When my kids were little and sometimes annoying, and my DH was working weekends, an afternoon in the ball pit while I "shopped" and then picked them up to eat meatballs was like a mini vacation.
Anonymous wrote:Chili's. Appetizers and cheap beers.
Anonymous wrote:For our family, a summer vacation road trip to anywhere isn't possible without an afternoon stop at Dairy Queen. I have one kid who always gets a peanut butter parfait, one who gets some kind of root beer float (coke float?), and my spouse and I go for Blizzards (although he gets a huge one and I go for kiddie size).
Before Cold Stone was mixing treats into real ice cream, there was DQ mixing sweet treats into chemical-derrived soft serve and bringing smiles to faces everywhere
Anonymous wrote:Anonymous wrote:Does anyone remember back when that Playboy model Kendra Wilkinson said her impoverished family loved going to Olive Garden to celebrate special occasions when she was growing up. And then Olive Garden crapped all over her unsolicited endorsement of their restaurant chain because they claimed she didn't represent their values as a family restaurant?

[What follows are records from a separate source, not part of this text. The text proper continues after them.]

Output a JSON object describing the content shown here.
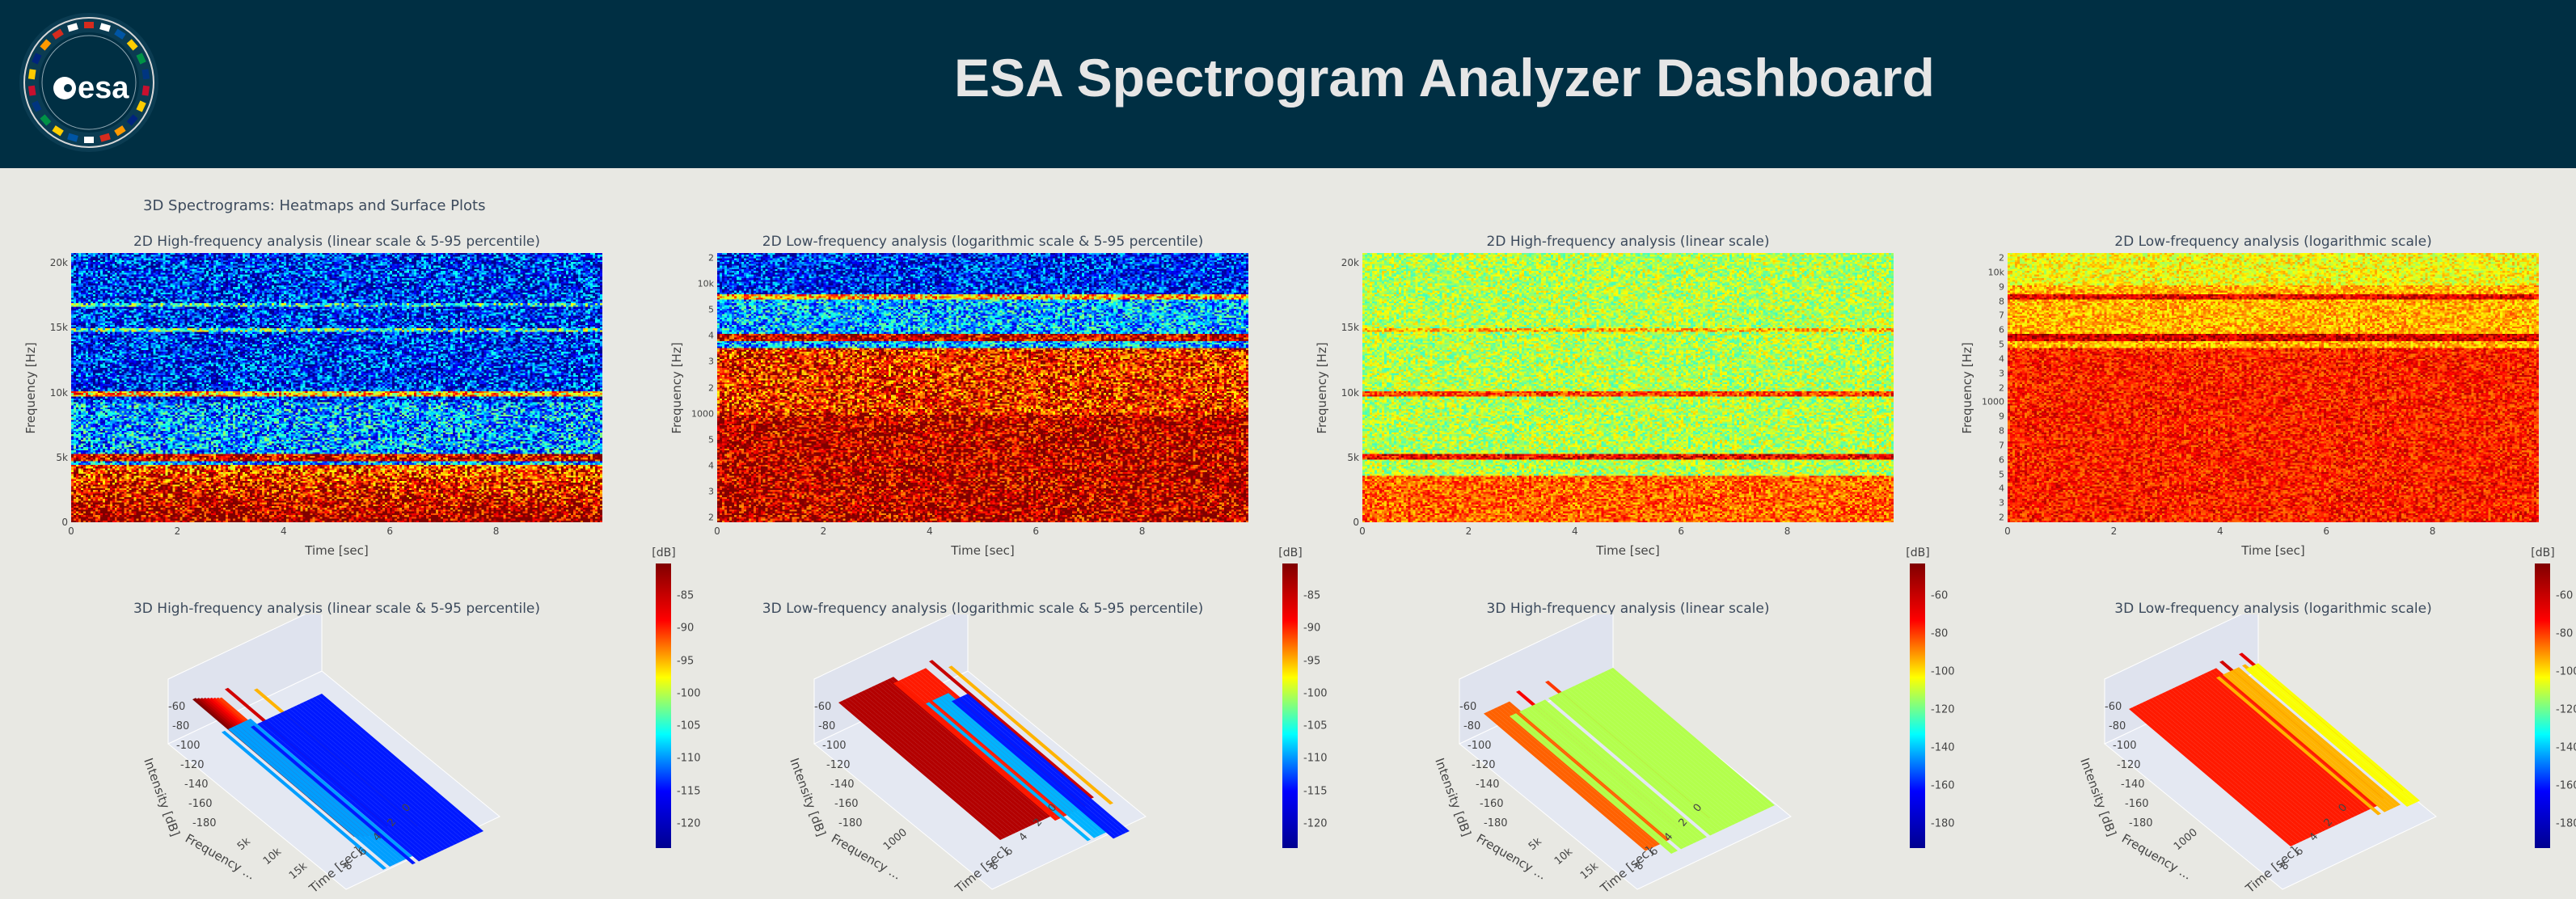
{
  "header": {
    "title": "ESA Spectrogram Analyzer Dashboard",
    "logo_text": "esa",
    "bg_color": "#002f43"
  },
  "section_title": "3D Spectrograms: Heatmaps and Surface Plots",
  "x_axis": {
    "title": "Time [sec]",
    "ticks": [
      "0",
      "2",
      "4",
      "6",
      "8"
    ]
  },
  "y_axis_title": "Frequency [Hz]",
  "colorbar_title": "[dB]",
  "surface_axes": {
    "z_title": "Intensity [dB]",
    "y_title": "Frequency ...",
    "x_title": "Time [sec]"
  },
  "panels": [
    {
      "title_2d": "2D High-frequency analysis (linear scale & 5-95 percentile)",
      "title_3d": "3D High-frequency analysis (linear scale & 5-95 percentile)",
      "scale": "linear",
      "yticks": [
        "20k",
        "15k",
        "10k",
        "5k",
        "0"
      ],
      "colorbar_ticks": [
        "-85",
        "-90",
        "-95",
        "-100",
        "-105",
        "-110",
        "-115",
        "-120"
      ],
      "z_ticks": [
        "-60",
        "-80",
        "-100",
        "-120",
        "-140",
        "-160",
        "-180"
      ],
      "freq_ticks": [
        "5k",
        "10k",
        "15k"
      ],
      "time_ticks": [
        "0",
        "2",
        "4",
        "6",
        "8"
      ]
    },
    {
      "title_2d": "2D Low-frequency analysis (logarithmic scale & 5-95 percentile)",
      "title_3d": "3D Low-frequency analysis (logarithmic scale & 5-95 percentile)",
      "scale": "log",
      "yticks": [
        "2",
        "10k",
        "5",
        "4",
        "3",
        "2",
        "1000",
        "5",
        "4",
        "3",
        "2"
      ],
      "colorbar_ticks": [
        "-85",
        "-90",
        "-95",
        "-100",
        "-105",
        "-110",
        "-115",
        "-120"
      ],
      "z_ticks": [
        "-60",
        "-80",
        "-100",
        "-120",
        "-140",
        "-160",
        "-180"
      ],
      "freq_ticks": [
        "1000"
      ],
      "time_ticks": [
        "0",
        "2",
        "4",
        "6",
        "8"
      ]
    },
    {
      "title_2d": "2D High-frequency analysis (linear scale)",
      "title_3d": "3D High-frequency analysis (linear scale)",
      "scale": "linear",
      "yticks": [
        "20k",
        "15k",
        "10k",
        "5k",
        "0"
      ],
      "colorbar_ticks": [
        "-60",
        "-80",
        "-100",
        "-120",
        "-140",
        "-160",
        "-180"
      ],
      "z_ticks": [
        "-60",
        "-80",
        "-100",
        "-120",
        "-140",
        "-160",
        "-180"
      ],
      "freq_ticks": [
        "5k",
        "10k",
        "15k"
      ],
      "time_ticks": [
        "0",
        "2",
        "4",
        "6",
        "8"
      ]
    },
    {
      "title_2d": "2D Low-frequency analysis (logarithmic scale)",
      "title_3d": "3D Low-frequency analysis (logarithmic scale)",
      "scale": "log",
      "yticks": [
        "2",
        "10k",
        "9",
        "8",
        "7",
        "6",
        "5",
        "4",
        "3",
        "2",
        "1000",
        "9",
        "8",
        "7",
        "6",
        "5",
        "4",
        "3",
        "2"
      ],
      "colorbar_ticks": [
        "-60",
        "-80",
        "-100",
        "-120",
        "-140",
        "-160",
        "-180"
      ],
      "z_ticks": [
        "-60",
        "-80",
        "-100",
        "-120",
        "-140",
        "-160",
        "-180"
      ],
      "freq_ticks": [
        "1000"
      ],
      "time_ticks": [
        "0",
        "2",
        "4",
        "6",
        "8"
      ]
    }
  ],
  "colors": {
    "jet": [
      "#00008f",
      "#0000ff",
      "#00ffff",
      "#ffff00",
      "#ff0000",
      "#800000"
    ]
  }
}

Lower class families celebrating a special occasion IS Olive Garden's primary customer base. I was so turned off by Olive Garden's snooty attitude toward their customer that I haven't been to an Olive Garden since 2008.
We used to also go to Olive Garden only for special occasions and would always tell them it was someone's birthday (even if it wasn't) because in the 90s in my hometown they used to give you a free mini chocolate cake for the table to share.

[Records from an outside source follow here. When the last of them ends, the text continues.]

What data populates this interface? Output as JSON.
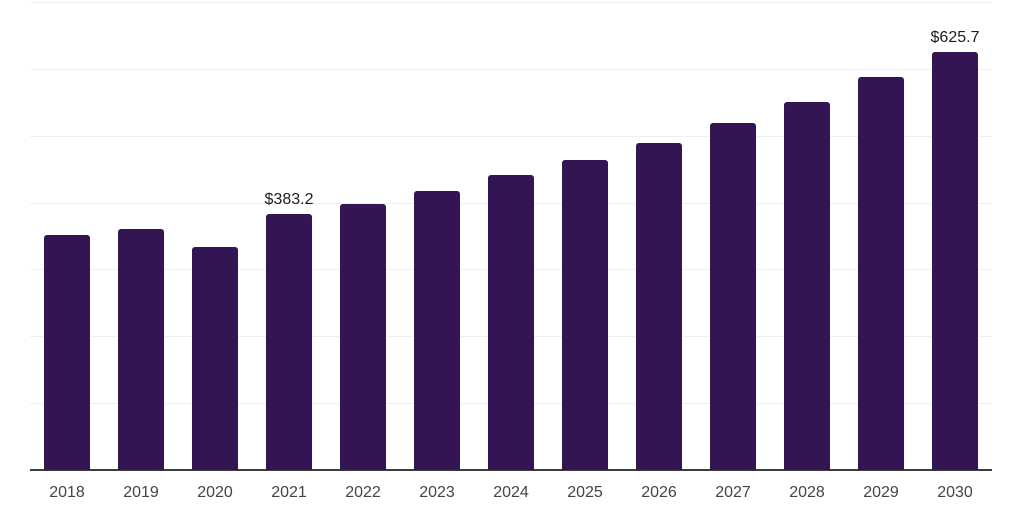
{
  "chart_data": {
    "type": "bar",
    "title": "",
    "xlabel": "",
    "ylabel": "",
    "categories": [
      "2018",
      "2019",
      "2020",
      "2021",
      "2022",
      "2023",
      "2024",
      "2025",
      "2026",
      "2027",
      "2028",
      "2029",
      "2030"
    ],
    "values": [
      351.6,
      360.5,
      333.7,
      383.2,
      397.7,
      417.0,
      440.8,
      463.1,
      488.9,
      518.6,
      550.3,
      588.1,
      625.7
    ],
    "data_labels": {
      "2021": "$383.2",
      "2030": "$625.7"
    },
    "value_prefix": "$",
    "ylim": [
      0,
      700
    ],
    "gridline_step": 100,
    "grid": "horizontal-only",
    "legend": "none",
    "y_axis_labels_visible": false,
    "colors": {
      "bar": "#331554",
      "gridline": "#efefef",
      "axis_line": "#3d3d3d",
      "tick_label": "#444444",
      "data_label": "#1c1c1c",
      "background": "#ffffff"
    }
  }
}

Anonymous wrote:Does anyone remember back when that Playboy model Kendra Wilkinson said her impoverished family loved going to Olive Garden to celebrate special occasions when she was growing up. And then Olive Garden crapped all over her unsolicited endorsement of their restaurant chain because they claimed she didn't represent their values as a family restaurant?
Lower class families celebrating a special occasion IS Olive Garden's primary customer base. I was so turned off by Olive Garden's snooty attitude toward their customer that I haven't been to an Olive Garden since 2008.
Anonymous wrote:Anonymous wrote:I love canned veggies and can eat them straight from the can. But I grew up lower middle class and that’s what we ate!
Try and find someone who ate canned spinach regularly…
Anonymous wrote:Anonymous wrote:Anonymous wrote:What is lowbrow about Ann Taylor clothing?
I am genuinely confused
Ask in the fashion forum.
My hot take is that some women wore too much of it in their early career and now they have more money and it reminds them of being relatively poor. These people are buying pieces that are 100s of dollars per piece now. Less famous brands that are upscale and often foreign.
OP here. I used to work at Ann Taylor in the early 2000s as a side gig. I loved it. The cashmere, the lined pants, the Merino wool, the suits. We used to open boxes in the back and want EVERYTHING.
Now, the materials are cheap, the “fit” is boxy, there are no sleeves are darts, the quality is abhorrent. I forgot myself and bought some things on sale last year online, but when I got them home in my hands, I realized how cheap the fabric was and how poor the quality was. Never again. It’s a shame, but Ann Taylor is terrible quality and far too overpriced for what it is. It’s junk fashion. It’s the junk food of fashion. You know it’s bad, but you consume it anyway. And I say this as a former employee and brand fan!